In doing all of this, Casey’s is doubling down on its original mission of providing necessities to shoppers in the markets it serves, with a point of view from which many companies could learn: Keep finding new ways to serve your communities, and you’ll grow.
“We’ve proven that we’re a necessity in smaller communities, and we don’t take that lightly,” Ena Williams, Casey’s chief operating officer, told Chief Executive. “Certain communities are under-served, and we fill that gap very well with pizza and our other fresh-food offerings: sandwiches, salads, doughnuts, pastries. And we offer other groceries as well, and fuel. There’s still a big need out there for our presence.”
Williams joined Casey’s last year in a newly created position after a decade of experience at 7-Eleven, headquartered in Dallas, where she was senior vice president and head of international. Before that, she spent more than 15 years in retail operations with ExxonMobil and was CEO of medical-equipment provider National HME.
Her arrival at Casey’s—along with that of a new chief financial officer, Steve Bramlage—helped CEO Darren Rebelez, who joined Casey’s in 2019, plot and initiate a new growth strategy. Casey’s acquired Buchanan Energy, owner of the Bucky’s Convenience Store chain, last year for $580 million and, earlier this year, 49 Circle K stores from Canadian parent, Alimentation Couche-Tard, for $39 million.
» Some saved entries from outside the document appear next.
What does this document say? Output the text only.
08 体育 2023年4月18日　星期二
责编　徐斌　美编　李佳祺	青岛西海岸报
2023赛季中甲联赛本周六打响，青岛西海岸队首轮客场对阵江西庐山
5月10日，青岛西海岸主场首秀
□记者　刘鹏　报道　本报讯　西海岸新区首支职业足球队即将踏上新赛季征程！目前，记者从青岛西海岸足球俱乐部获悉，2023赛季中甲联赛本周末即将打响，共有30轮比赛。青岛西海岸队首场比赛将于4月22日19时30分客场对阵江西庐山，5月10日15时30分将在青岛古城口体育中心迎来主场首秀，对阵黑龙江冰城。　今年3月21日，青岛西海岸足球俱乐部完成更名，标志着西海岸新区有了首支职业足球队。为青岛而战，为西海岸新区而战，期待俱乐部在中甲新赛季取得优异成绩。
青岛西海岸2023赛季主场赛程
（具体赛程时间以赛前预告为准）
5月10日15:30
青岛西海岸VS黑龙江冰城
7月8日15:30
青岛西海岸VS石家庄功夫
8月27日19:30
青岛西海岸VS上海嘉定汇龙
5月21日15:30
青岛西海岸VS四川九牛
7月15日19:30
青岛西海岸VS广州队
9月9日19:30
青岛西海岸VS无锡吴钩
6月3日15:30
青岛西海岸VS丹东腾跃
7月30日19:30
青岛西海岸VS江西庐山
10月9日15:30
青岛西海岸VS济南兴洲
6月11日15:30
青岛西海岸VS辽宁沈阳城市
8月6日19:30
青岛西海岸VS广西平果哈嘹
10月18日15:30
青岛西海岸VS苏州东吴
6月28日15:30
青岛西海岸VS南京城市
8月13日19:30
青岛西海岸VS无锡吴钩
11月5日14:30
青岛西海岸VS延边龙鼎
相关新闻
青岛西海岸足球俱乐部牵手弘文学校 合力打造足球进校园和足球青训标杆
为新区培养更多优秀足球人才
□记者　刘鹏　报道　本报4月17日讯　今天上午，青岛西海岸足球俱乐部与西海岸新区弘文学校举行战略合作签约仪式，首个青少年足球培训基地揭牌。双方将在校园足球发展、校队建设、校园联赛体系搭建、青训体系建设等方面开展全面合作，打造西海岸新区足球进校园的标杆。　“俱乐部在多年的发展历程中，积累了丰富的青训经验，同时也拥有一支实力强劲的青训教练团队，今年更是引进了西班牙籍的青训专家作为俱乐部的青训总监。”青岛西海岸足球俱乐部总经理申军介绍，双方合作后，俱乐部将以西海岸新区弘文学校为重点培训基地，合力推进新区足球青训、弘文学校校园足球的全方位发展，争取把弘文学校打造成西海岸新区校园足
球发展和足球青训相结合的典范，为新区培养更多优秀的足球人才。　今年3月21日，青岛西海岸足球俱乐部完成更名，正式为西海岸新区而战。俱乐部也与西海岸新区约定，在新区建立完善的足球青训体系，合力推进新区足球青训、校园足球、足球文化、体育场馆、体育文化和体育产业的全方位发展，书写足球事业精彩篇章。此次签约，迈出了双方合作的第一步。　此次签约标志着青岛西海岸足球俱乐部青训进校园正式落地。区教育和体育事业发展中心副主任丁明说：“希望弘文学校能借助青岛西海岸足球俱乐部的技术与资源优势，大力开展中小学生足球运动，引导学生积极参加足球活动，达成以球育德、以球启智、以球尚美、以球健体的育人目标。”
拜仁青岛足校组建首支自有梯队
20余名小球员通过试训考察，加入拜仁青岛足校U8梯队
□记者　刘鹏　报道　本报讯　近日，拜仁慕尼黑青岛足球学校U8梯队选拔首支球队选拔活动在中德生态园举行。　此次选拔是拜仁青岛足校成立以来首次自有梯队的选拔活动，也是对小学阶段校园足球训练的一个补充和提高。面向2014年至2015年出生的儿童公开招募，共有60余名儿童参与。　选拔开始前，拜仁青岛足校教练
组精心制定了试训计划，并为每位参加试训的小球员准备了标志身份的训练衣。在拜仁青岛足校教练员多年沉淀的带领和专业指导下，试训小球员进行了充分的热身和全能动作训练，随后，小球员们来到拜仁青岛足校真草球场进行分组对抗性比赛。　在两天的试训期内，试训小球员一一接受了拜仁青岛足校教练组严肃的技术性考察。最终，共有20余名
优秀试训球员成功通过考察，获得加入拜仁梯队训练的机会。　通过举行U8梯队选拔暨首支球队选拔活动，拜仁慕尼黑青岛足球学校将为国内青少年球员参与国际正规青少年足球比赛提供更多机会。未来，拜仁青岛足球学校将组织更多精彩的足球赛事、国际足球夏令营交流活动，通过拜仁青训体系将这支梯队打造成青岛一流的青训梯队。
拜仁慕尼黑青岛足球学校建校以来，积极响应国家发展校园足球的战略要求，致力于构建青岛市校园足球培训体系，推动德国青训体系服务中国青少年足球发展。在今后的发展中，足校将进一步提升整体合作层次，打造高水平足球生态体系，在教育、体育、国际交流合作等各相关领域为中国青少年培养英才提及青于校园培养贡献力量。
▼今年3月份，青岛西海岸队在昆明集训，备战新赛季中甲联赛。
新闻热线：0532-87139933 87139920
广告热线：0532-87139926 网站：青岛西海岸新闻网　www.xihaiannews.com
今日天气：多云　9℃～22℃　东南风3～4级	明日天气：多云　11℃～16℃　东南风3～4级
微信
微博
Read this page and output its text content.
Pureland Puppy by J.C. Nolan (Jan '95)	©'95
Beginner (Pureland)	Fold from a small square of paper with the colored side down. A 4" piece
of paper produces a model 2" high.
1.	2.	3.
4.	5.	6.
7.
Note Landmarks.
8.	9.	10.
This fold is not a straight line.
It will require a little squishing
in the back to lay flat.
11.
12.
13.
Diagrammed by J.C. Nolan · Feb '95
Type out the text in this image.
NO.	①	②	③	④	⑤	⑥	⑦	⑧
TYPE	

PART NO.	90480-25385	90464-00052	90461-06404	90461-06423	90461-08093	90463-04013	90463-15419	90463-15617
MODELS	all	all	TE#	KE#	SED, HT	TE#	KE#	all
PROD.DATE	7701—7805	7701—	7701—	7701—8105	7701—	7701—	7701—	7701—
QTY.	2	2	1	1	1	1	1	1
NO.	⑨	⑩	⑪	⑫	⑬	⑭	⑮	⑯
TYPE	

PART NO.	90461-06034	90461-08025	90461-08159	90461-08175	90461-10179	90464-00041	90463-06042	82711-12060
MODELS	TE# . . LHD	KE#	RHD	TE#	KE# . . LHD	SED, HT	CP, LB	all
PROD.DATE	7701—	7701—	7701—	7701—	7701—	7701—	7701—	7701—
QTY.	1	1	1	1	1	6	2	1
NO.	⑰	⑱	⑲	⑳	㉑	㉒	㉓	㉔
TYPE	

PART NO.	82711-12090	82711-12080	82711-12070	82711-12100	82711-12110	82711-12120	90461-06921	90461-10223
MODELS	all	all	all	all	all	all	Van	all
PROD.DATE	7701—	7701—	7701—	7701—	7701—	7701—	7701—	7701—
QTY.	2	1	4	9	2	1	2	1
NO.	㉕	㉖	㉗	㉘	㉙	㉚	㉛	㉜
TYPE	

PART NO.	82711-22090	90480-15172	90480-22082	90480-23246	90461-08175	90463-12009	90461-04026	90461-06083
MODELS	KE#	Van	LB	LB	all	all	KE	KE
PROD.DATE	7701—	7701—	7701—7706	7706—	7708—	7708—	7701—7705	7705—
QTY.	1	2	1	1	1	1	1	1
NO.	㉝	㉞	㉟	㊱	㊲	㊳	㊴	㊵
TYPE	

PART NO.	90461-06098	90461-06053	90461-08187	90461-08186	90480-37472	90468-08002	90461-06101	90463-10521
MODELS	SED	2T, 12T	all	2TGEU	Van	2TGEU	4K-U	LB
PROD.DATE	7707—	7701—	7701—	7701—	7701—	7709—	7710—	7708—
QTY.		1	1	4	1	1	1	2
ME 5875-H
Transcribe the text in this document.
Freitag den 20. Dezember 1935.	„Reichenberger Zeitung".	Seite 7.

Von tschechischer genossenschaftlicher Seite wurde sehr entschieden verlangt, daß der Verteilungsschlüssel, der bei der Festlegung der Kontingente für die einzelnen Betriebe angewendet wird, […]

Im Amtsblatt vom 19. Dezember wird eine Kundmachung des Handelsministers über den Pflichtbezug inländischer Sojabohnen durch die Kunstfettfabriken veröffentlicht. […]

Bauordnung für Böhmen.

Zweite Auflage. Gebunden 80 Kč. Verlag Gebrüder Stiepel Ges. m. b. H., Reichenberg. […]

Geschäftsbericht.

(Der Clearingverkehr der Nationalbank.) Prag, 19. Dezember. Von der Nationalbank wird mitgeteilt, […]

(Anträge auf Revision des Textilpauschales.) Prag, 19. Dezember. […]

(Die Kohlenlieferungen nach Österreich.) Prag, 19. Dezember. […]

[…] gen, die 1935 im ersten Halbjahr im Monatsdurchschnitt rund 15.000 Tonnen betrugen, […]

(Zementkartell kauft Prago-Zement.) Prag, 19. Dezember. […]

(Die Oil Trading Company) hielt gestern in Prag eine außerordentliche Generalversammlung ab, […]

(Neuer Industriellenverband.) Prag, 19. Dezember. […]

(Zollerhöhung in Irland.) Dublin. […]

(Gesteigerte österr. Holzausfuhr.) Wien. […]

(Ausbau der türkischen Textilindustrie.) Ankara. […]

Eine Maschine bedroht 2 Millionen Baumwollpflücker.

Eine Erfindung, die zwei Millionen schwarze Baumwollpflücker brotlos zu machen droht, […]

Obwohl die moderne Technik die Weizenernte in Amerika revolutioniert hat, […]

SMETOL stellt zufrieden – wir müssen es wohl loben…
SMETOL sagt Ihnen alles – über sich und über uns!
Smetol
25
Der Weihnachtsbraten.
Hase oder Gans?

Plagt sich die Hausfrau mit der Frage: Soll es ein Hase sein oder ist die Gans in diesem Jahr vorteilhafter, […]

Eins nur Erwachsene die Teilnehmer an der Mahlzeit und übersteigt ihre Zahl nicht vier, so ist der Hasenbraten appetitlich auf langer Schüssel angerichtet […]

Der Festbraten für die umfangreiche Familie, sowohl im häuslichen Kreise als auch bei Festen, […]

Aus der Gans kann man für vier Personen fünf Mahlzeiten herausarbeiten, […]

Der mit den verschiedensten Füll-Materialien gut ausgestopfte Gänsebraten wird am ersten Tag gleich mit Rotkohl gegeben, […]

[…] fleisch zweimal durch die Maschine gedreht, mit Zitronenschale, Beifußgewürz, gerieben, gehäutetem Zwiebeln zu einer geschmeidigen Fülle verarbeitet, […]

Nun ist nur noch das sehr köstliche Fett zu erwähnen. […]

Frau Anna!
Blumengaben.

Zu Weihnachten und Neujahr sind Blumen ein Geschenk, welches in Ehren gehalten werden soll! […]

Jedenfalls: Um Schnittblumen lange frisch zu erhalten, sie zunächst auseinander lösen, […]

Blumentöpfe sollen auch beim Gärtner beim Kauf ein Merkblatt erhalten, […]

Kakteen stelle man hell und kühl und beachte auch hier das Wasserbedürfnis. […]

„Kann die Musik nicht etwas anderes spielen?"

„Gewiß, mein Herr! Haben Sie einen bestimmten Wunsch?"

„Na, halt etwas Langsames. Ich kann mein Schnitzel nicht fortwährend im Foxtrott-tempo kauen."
Casey’s is trying for greater concentrations in its central-U.S. footprint where, in its home market of Des Moines, the chain has about 200 stores.
“The acquisitions allowed us to make a big dent in our commitment to add new stores right out of the gate, helping us to fill out some of the geography,” Williams said. In Oklahoma City, for example, Circle K’s long have proliferated. “We could do it in a big swoop rather than taking years with a new-to-industry approach.”
The construction of the Joplin distribution center, adding to the company’s existing warehouse operations in Ankeny and Terre Haute, Indiana, is aimed at leaning into one of Casey’s great competitive advantages: being self-distributed versus relying on third parties. “We’re able to control giving our stores whatever they need, when they need it,” Williams said. Unlike some rivals, Casey’s is “not bound by someone’s schedule.”
Yet for Casey’s, uniquely in the c-store business, success still goes back to the pizza. Since opening its first store in Boone, Iowa, in 1968, Casey’s has made its own pizza in a full-service kitchen on site, formulating dough, using whole-milk mozzarella cheese and adding sauce and toppings from scratch.
During Covid, Casey’s managed to obtain “essential retailer” status and was able to maintain its pizza-making operations, putting safety measures in place for employees, eliminating self-service in some stores as well as fountain drinks, adding curbside delivery, and enhancing its own as well as third-party delivery services.
“We wanted to do everything we had to do to serve guest and make them comfortable,” Williams said. “That accelerated some of our plans, such as on the digital side. And we had to add labor here and there. But we did what we had to do to help our team stay safe, whether it was masks or other precautions.”